We present a stochastic Justh–Krishnaprasad flocking model describing interactions among individuals in a planar domain with their positions and heading angles. The deterministic counterpart of the proposed model describes the formation of nematic alignment in an ensemble of planar particles moving with a unit speed. When the noise is turned off, we show that the nematic alignment state, in which all heading angles are either same or the opposite, is nonlinearly stable using a Lyapunov functional approach. We employed a diameter-like functional via the rearrangement of heading angles in the [Formula: see text]-interval. In contrast, under the additive noise, a continuous angle configuration will be deviated asymptotically from the nematic state. Nevertheless, in any finite-time interval, we will see that some part of angle configuration will stay close to the nematic state with a positive probability, where we call this phenomenon as stochastic persistency.
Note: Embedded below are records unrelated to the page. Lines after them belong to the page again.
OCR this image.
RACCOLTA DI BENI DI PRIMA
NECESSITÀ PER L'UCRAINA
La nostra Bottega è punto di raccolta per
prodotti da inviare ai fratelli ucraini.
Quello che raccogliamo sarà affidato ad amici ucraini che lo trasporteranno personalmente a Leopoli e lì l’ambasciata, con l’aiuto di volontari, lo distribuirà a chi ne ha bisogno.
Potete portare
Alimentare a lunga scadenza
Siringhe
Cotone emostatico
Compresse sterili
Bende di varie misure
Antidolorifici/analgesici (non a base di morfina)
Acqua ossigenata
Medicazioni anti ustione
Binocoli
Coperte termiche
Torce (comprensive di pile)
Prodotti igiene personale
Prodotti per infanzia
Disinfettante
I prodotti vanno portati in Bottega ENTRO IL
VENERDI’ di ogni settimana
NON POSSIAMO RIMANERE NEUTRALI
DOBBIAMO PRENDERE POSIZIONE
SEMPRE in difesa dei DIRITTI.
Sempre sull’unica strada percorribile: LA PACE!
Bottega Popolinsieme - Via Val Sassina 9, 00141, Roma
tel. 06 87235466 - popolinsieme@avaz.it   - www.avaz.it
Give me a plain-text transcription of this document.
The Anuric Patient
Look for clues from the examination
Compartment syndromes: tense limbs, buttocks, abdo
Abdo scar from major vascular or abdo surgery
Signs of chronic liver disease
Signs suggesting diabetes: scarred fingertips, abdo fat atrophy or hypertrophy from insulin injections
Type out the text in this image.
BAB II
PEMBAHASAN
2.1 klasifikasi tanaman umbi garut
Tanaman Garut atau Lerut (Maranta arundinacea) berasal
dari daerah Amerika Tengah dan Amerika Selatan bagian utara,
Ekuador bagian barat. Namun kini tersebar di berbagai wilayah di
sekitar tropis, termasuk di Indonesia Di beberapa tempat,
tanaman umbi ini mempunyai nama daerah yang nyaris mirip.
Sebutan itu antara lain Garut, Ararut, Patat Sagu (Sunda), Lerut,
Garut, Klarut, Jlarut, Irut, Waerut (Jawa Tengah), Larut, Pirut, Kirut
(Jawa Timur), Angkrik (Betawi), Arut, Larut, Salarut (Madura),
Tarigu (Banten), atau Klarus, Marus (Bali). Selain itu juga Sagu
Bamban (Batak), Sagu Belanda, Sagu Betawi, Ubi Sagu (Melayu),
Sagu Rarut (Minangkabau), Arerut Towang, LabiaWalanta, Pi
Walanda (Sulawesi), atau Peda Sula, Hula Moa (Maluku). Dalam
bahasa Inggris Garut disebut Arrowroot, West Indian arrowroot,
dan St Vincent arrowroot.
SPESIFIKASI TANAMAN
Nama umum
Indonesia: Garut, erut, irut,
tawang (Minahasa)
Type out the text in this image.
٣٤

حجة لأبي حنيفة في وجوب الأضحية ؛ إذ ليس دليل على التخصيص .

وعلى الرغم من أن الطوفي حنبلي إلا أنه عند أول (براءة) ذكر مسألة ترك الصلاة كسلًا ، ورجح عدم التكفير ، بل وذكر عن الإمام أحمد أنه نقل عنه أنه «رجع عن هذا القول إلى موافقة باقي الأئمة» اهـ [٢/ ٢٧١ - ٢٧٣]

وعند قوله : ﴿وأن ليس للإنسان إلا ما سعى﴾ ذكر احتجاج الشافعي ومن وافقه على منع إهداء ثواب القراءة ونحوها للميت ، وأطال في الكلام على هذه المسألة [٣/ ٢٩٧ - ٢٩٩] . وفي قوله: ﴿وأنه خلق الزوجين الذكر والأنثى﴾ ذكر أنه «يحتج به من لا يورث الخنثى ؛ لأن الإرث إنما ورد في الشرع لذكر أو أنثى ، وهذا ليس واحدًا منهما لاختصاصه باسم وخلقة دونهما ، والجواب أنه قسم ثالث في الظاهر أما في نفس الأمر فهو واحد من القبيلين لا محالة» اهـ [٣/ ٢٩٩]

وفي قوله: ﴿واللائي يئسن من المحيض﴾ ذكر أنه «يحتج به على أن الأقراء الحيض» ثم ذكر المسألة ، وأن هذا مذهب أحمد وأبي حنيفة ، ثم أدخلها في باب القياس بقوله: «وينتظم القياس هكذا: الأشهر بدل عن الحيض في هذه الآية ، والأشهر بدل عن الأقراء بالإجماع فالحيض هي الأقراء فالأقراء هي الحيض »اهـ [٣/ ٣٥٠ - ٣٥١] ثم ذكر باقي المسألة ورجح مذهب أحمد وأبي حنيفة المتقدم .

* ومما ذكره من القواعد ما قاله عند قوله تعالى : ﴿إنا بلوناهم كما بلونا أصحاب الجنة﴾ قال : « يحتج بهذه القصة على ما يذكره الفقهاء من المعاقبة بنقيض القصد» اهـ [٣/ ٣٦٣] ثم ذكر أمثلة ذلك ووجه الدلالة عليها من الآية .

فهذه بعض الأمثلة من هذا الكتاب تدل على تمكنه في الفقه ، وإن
We provide a quantitative estimate on the probability for stochastic persistency and compare several numerical examples with analytical results.

中文翻译：

---

具有加性白噪声的 Justh-Krishnaprasad 模型的向列对齐状态的随机持久性

我们提出了一个随机 Justh-Krishnaprasad 植绒模型，该模型描述了平面域中个体之间的相互作用及其位置和航向角。所提出模型的确定性对应物描述了在以单位速度移动的平面粒子集合中向列排列的形成。当噪声关闭时，我们使用 Lyapunov 函数方法证明了所有航向角相同或相反的向列对齐状态是非线性稳定的。我们通过在[公式：见文本]-区间中重新排列航向角来使用类直径泛函。相反，在加性噪声下，连续角度配置将逐渐偏离向列状态。然而，在任何有限时间间隔内，我们将看到角度配置的某些部分将以正概率保持接近向列状态，我们将这种现象称为随机持久性。我们提供了对随机持续性概率的定量估计，并将几个数值示例与分析结果进行了比较。